Case management is such an important task for litigators. We must plan how best to utilize the allotted and often limited time provided for each case. Some courts set strict case management deadlines while others permit the parties to proceed at their own pace without much direction. We must budget our time in an efficient and reasonable manner. We must also balance our personal commitments with the needs of our clients and that is no easy task. Ultimately, all attorneys have faced scheduling conflicts due to personal commitments: vacations, appointments, and family obligations. What about the birth of a child? The Florida Supreme Court recently considered, and rejected, whether to adapt a policy to stay litigation during an attorney’s parental leave.
Parental leave policies permit employees an opportunity to care for a newborn child. For many, that leave provides invaluable time to provide for a newborn. But, litigation does not take vacation. This places attorneys who are parents of a newborn in a difficult position: to request postponement of an active matter or to somehow juggle childcare or some combination of the two.
The Florida Rules of Judicial Administration Committee considered a rule that would address motions for continuances based on the lead counsel’s parental leave. Ultimately, the Committee recommended against such a rule believing that it was best to leave such case management decisions to the discretion of the presiding judge.
Those in favor of the rule argued that a parental leave continuance rule would provide more predictability in the court’s treatment of continuance requests and would “reduce obstacles to career advancement faced by women who bear children” and would encourage male use of leave.
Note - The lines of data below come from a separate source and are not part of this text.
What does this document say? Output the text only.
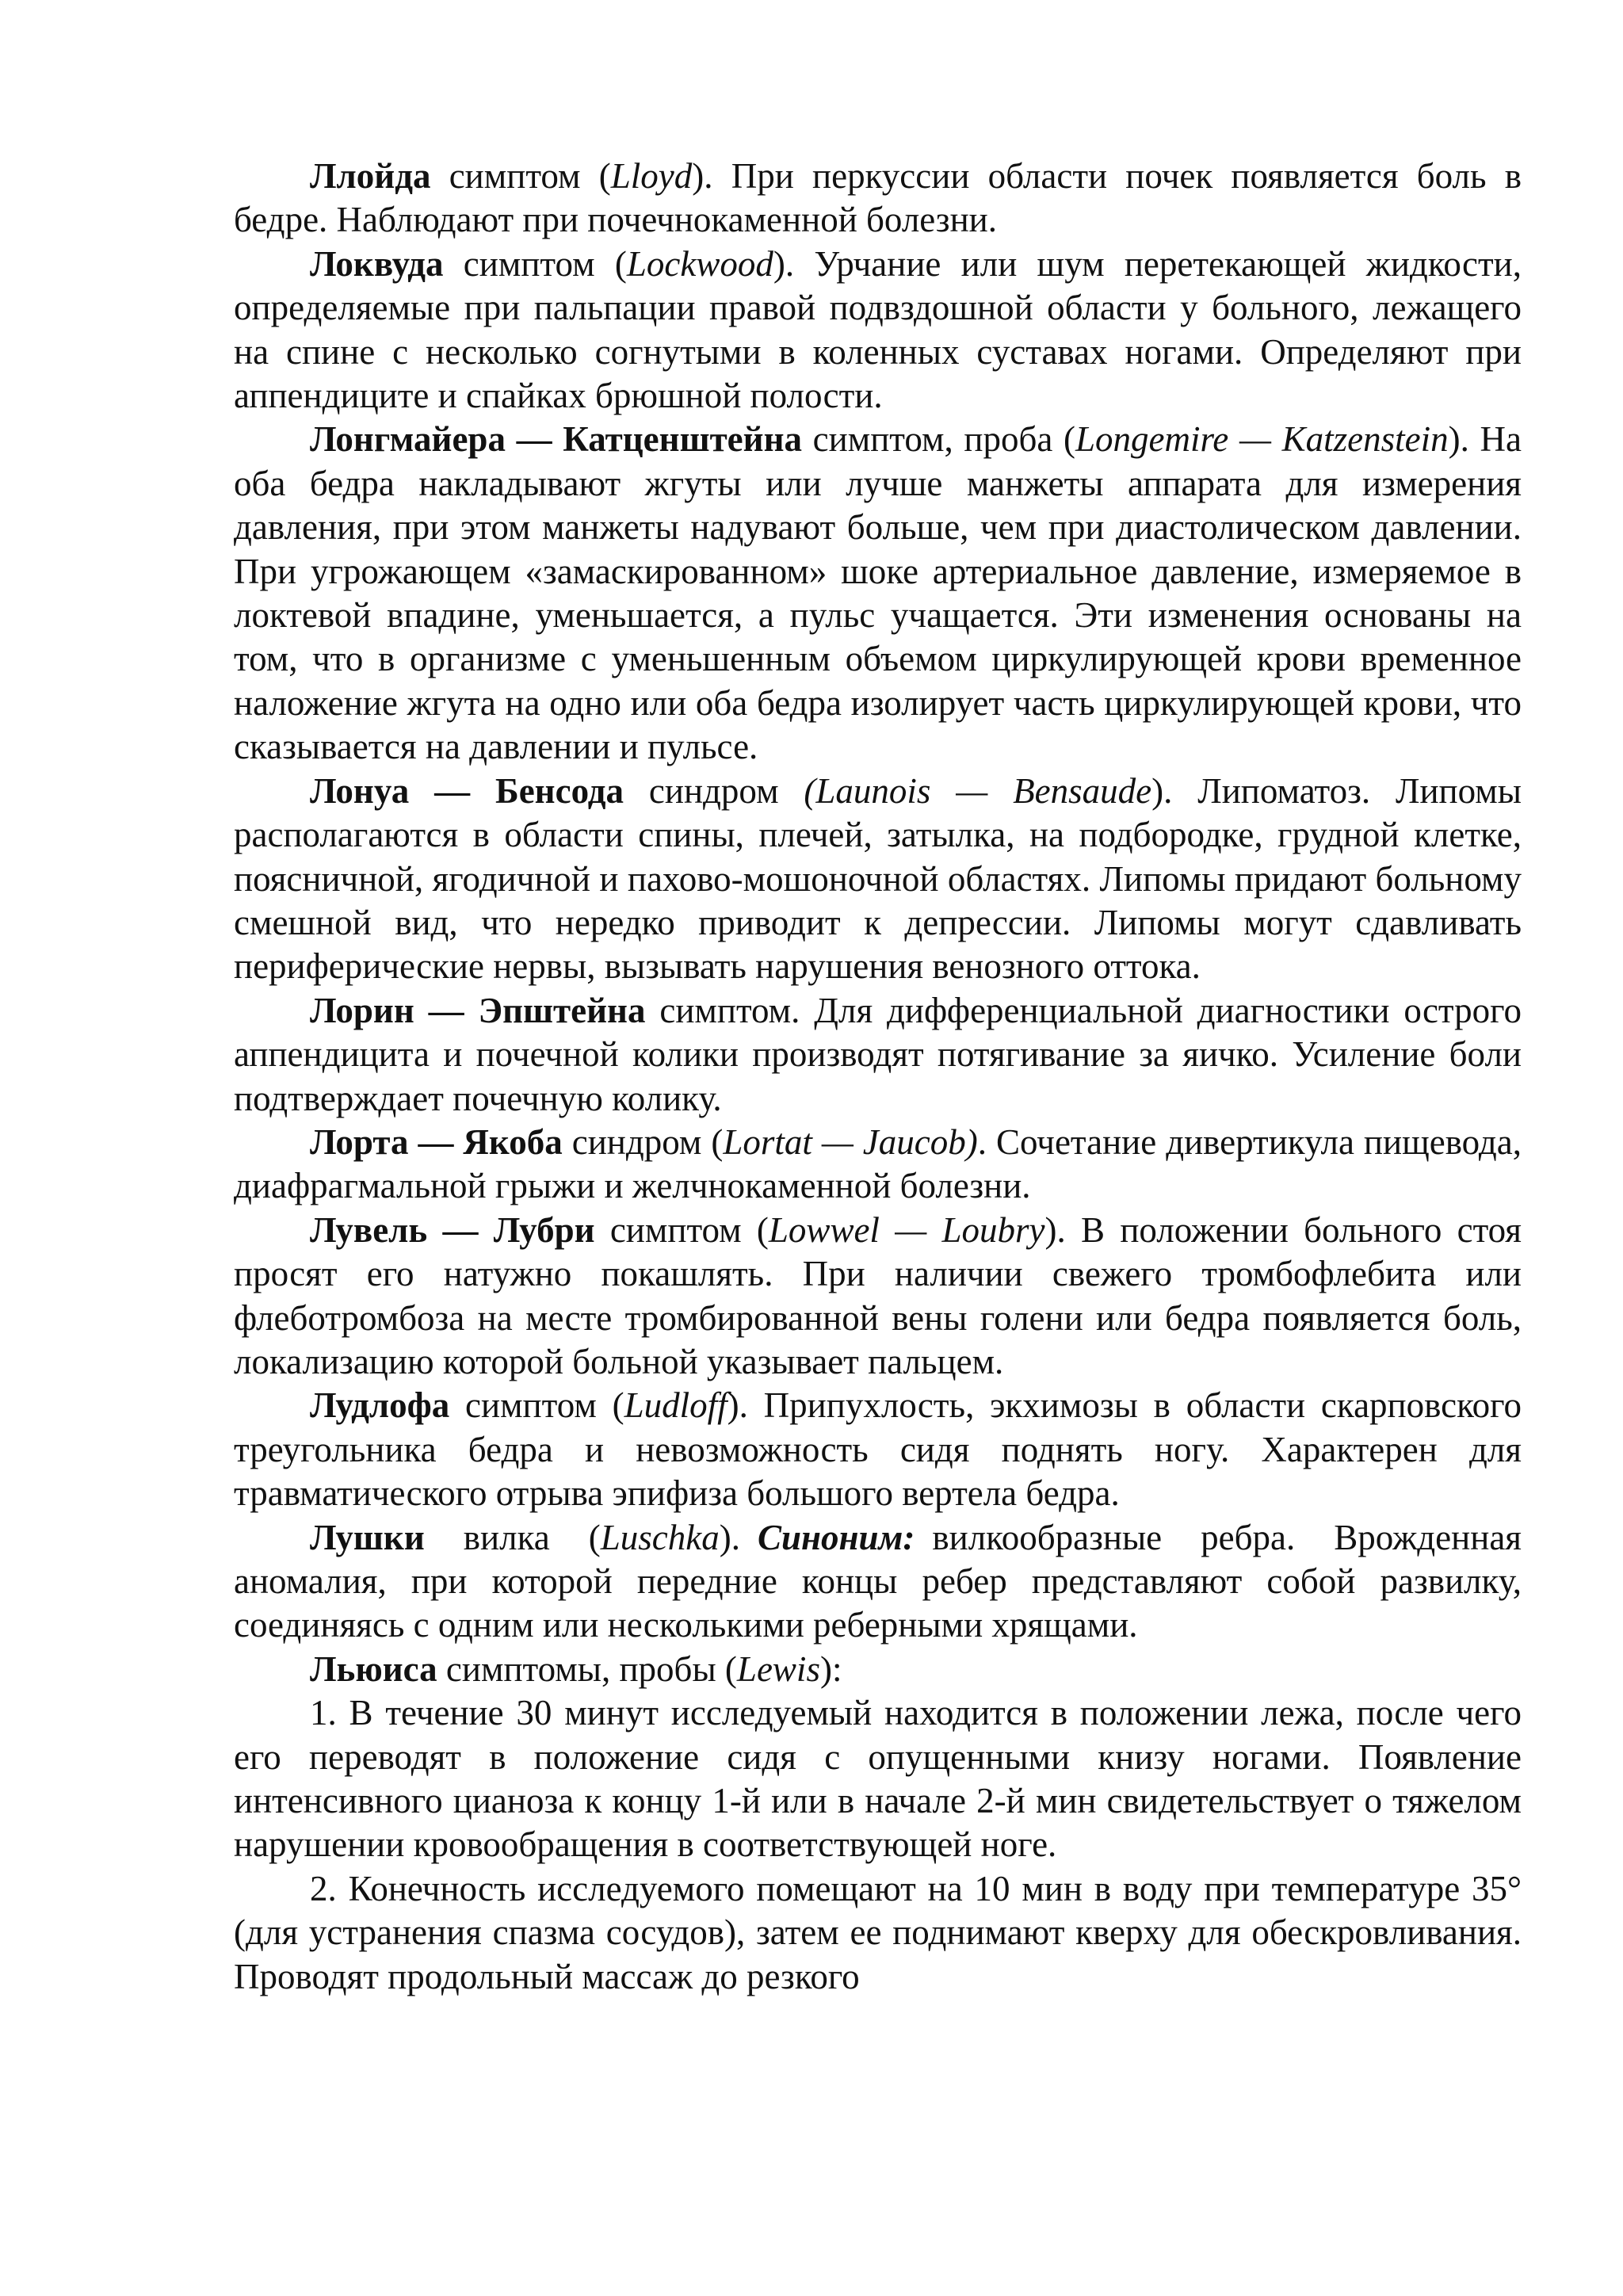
Ллойда симптом (Lloyd). При перкуссии области почек появляется боль в бедре. Наблюдают при почечнокаменной болезни.

Локвуда симптом (Lockwood). Урчание или шум перетекающей жидкости, определяемые при пальпации правой подвздошной области у больного, лежащего на спине с несколько согнутыми в коленных суставах ногами. Определяют при аппендиците и спайках брюшной полости.

Лонгмайера — Катценштейна симптом, проба (Longemire — Katzenstein). На оба бедра накладывают жгуты или лучше манжеты аппарата для измерения давления, при этом манжеты надувают больше, чем при диастолическом давлении. При угрожающем «замаскированном» шоке артериальное давление, измеряемое в локтевой впадине, уменьшается, а пульс учащается. Эти изменения основаны на том, что в организме с уменьшенным объемом циркулирующей крови временное наложение жгута на одно или оба бедра изолирует часть циркулирующей крови, что сказывается на давлении и пульсе.

Лонуа — Бенсода синдром (Launois — Bensaude). Липоматоз. Липомы располагаются в области спины, плечей, затылка, на подбородке, грудной клетке, поясничной, ягодичной и пахово-мошоночной областях. Липомы придают больному смешной вид, что нередко приводит к депрессии. Липомы могут сдавливать периферические нервы, вызывать нарушения венозного оттока.

Лорин — Эпштейна симптом. Для дифференциальной диагностики острого аппендицита и почечной колики производят потягивание за яичко. Усиление боли подтверждает почечную колику.

Лорта — Якоба синдром (Lortat — Jaucob). Сочетание дивертикула пищевода, диафрагмальной грыжи и желчнокаменной болезни.

Лувель — Лубри симптом (Lowwel — Loubry). В положении больного стоя просят его натужно покашлять. При наличии свежего тромбофлебита или флеботромбоза на месте тромбированной вены голени или бедра появляется боль, локализацию которой больной указывает пальцем.

Лудлофа симптом (Ludloff). Припухлость, экхимозы в области скарповского треугольника бедра и невозможность сидя поднять ногу. Характерен для травматического отрыва эпифиза большого вертела бедра.

Лушки вилка (Luschka). Синоним: вилкообразные ребра. Врожденная аномалия, при которой передние концы ребер представляют собой развилку, соединяясь с одним или несколькими реберными хрящами.

Льюиса симптомы, пробы (Lewis):

1. В течение 30 минут исследуемый находится в положении лежа, после чего его переводят в положение сидя с опущенными книзу ногами. Появление интенсивного цианоза к концу 1-й или в начале 2-й мин свидетельствует о тяжелом нарушении кровообращения в соответствующей ноге.

2. Конечность исследуемого помещают на 10 мин в воду при температуре 35° (для устранения спазма сосудов), затем ее поднимают кверху для обескровливания. Проводят продольный массаж до резкого
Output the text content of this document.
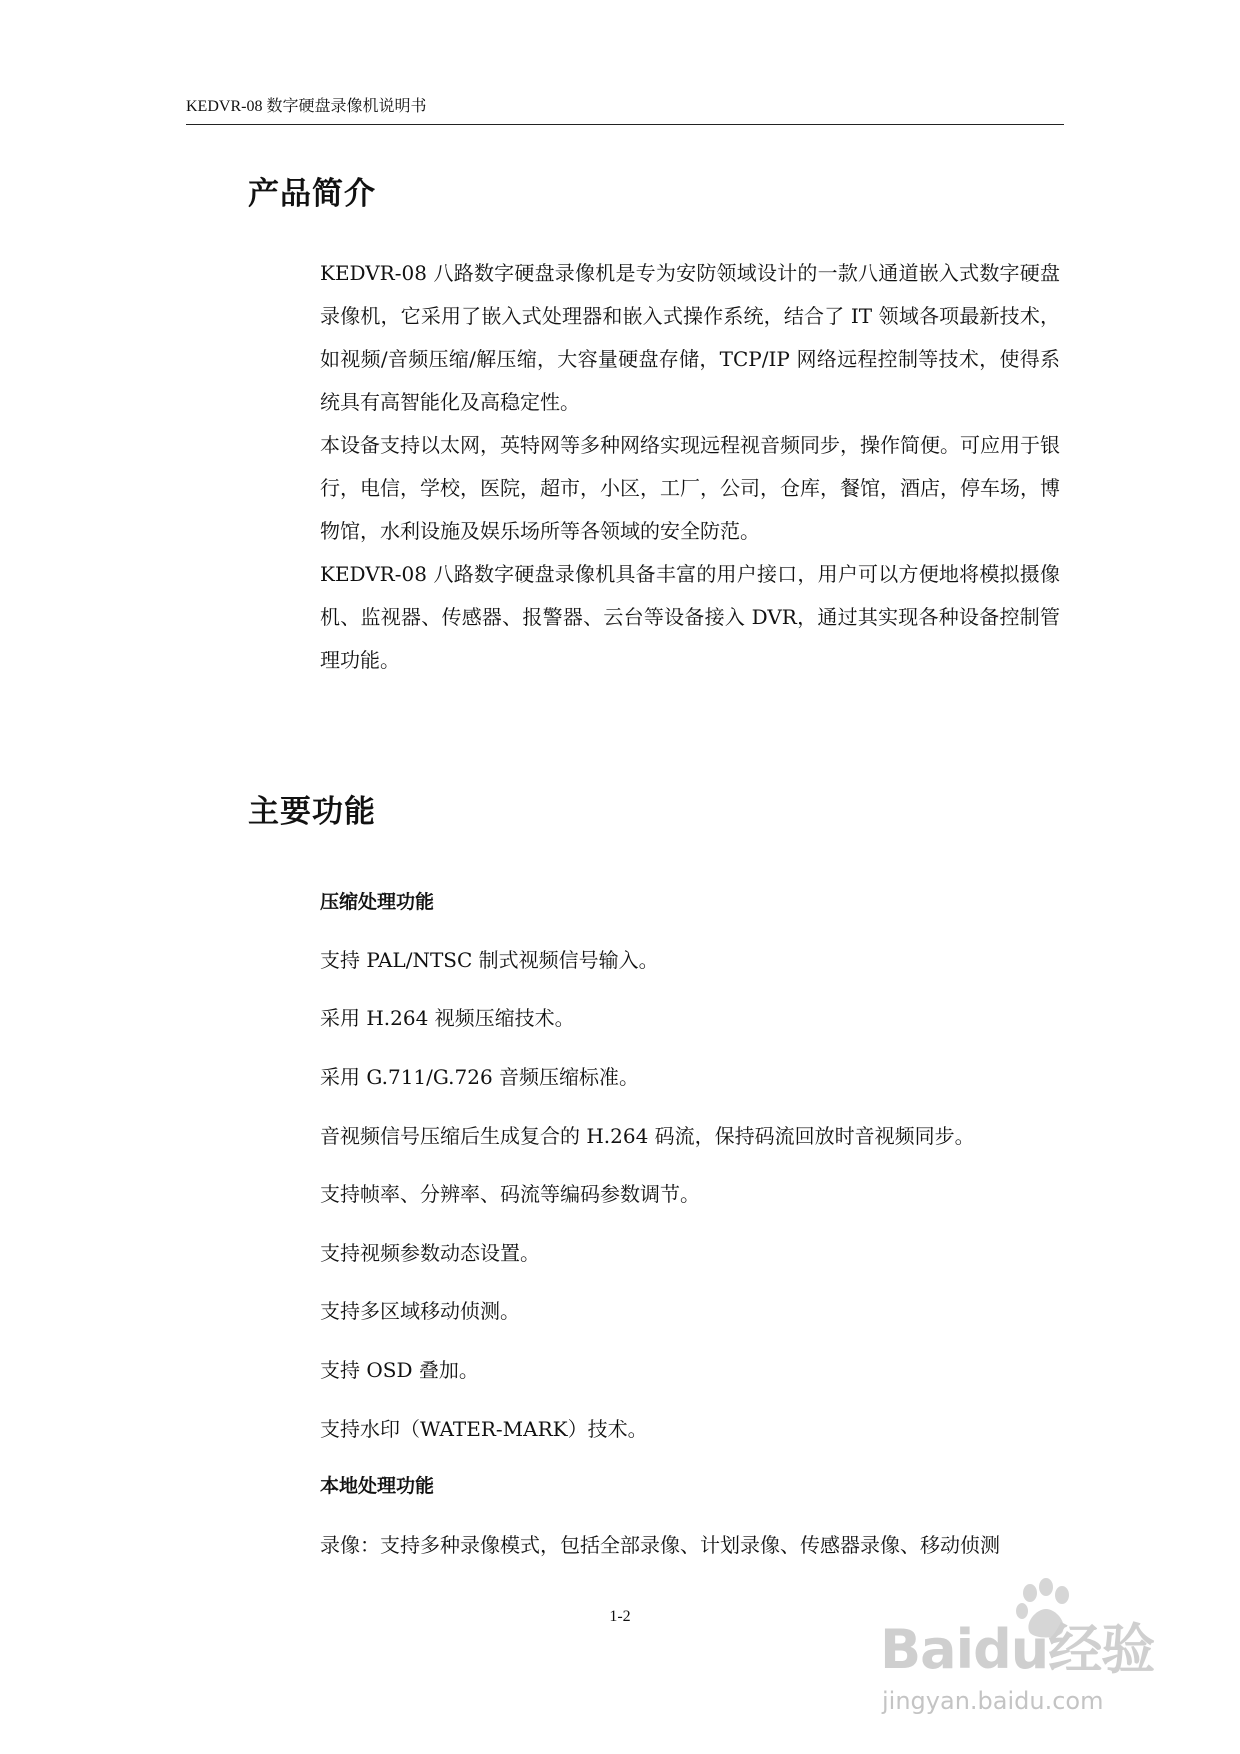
KEDVR-08 数字硬盘录像机说明书
产品简介

KEDVR-08 八路数字硬盘录像机是专为安防领域设计的一款八通道嵌入式数字硬盘录像机，它采用了嵌入式处理器和嵌入式操作系统，结合了 IT 领域各项最新技术，如视频/音频压缩/解压缩，大容量硬盘存储，TCP/IP 网络远程控制等技术，使得系统具有高智能化及高稳定性。

本设备支持以太网，英特网等多种网络实现远程视音频同步，操作简便。可应用于银行，电信，学校，医院，超市，小区，工厂，公司，仓库，餐馆，酒店，停车场，博物馆，水利设施及娱乐场所等各领域的安全防范。

KEDVR-08 八路数字硬盘录像机具备丰富的用户接口，用户可以方便地将模拟摄像机、监视器、传感器、报警器、云台等设备接入 DVR，通过其实现各种设备控制管理功能。

主要功能

压缩处理功能

支持 PAL/NTSC 制式视频信号输入。

采用 H.264 视频压缩技术。

采用 G.711/G.726 音频压缩标准。

音视频信号压缩后生成复合的 H.264 码流，保持码流回放时音视频同步。

支持帧率、分辨率、码流等编码参数调节。

支持视频参数动态设置。

支持多区域移动侦测。

支持 OSD 叠加。

支持水印（WATER-MARK）技术。

本地处理功能

录像：支持多种录像模式，包括全部录像、计划录像、传感器录像、移动侦测

1-2
Baidu经验
jingyan.baidu.com
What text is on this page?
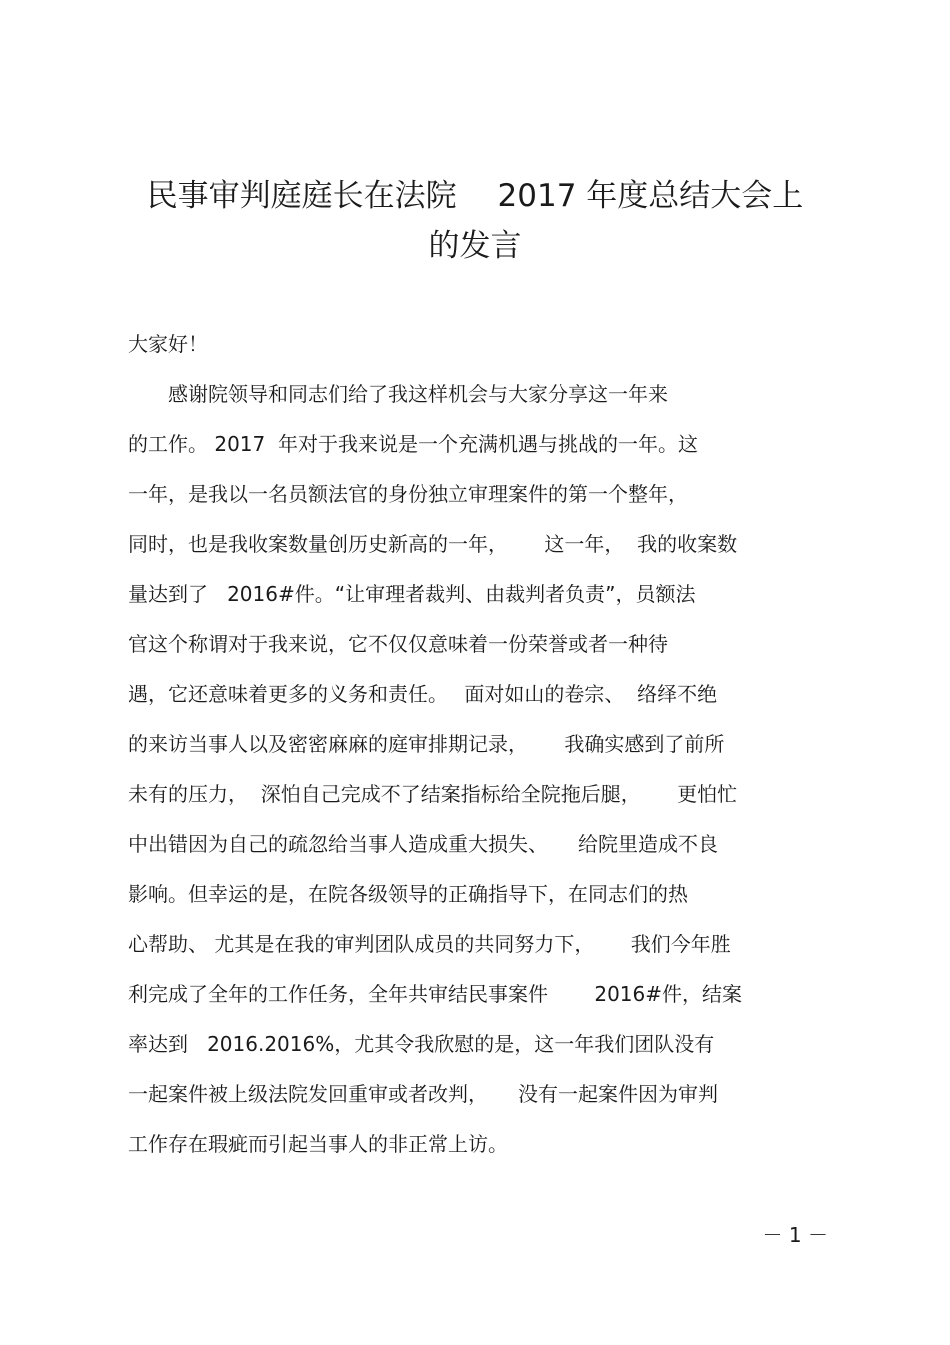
民事审判庭庭长在法院　 2017 年度总结大会上
的发言

大家好！

　　感谢院领导和同志们给了我这样机会与大家分享这一年来

的工作。 2017  年对于我来说是一个充满机遇与挑战的一年。这

一年，是我以一名员额法官的身份独立审理案件的第一个整年，

同时，也是我收案数量创历史新高的一年，　　 这一年，  我的收案数

量达到了   2016#件。“让审理者裁判、由裁判者负责”，员额法

官这个称谓对于我来说，它不仅仅意味着一份荣誉或者一种待

遇，它还意味着更多的义务和责任。　 面对如山的卷宗、  络绎不绝

的来访当事人以及密密麻麻的庭审排期记录，　　 我确实感到了前所

未有的压力，  深怕自己完成不了结案指标给全院拖后腿，　　 更怕忙

中出错因为自己的疏忽给当事人造成重大损失、　　给院里造成不良

影响。但幸运的是，在院各级领导的正确指导下，在同志们的热

心帮助、 尤其是在我的审判团队成员的共同努力下，　　 我们今年胜

利完成了全年的工作任务，全年共审结民事案件　　 2016#件，结案

率达到   2016.2016%，尤其令我欣慰的是，这一年我们团队没有

一起案件被上级法院发回重审或者改判，　　没有一起案件因为审判

工作存在瑕疵而引起当事人的非正常上访。

－ 1 －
The Committee considered whether it was prudent to delay a case due to an attorney’s personal situation, especially if the delay could cause potential harm to the parties, the court, opposing counsel. Judges frequently address whether to grant continuances taking into account the reason for the request, the history of the case, the matters in dispute, the age of the case, court resources and other factors. The judge must balance many factors. The Committee concluded that a rule addressing parental leave was not necessary to address these concerns and that the court was in the best position to effectively consider the issues on a case-by-case basis.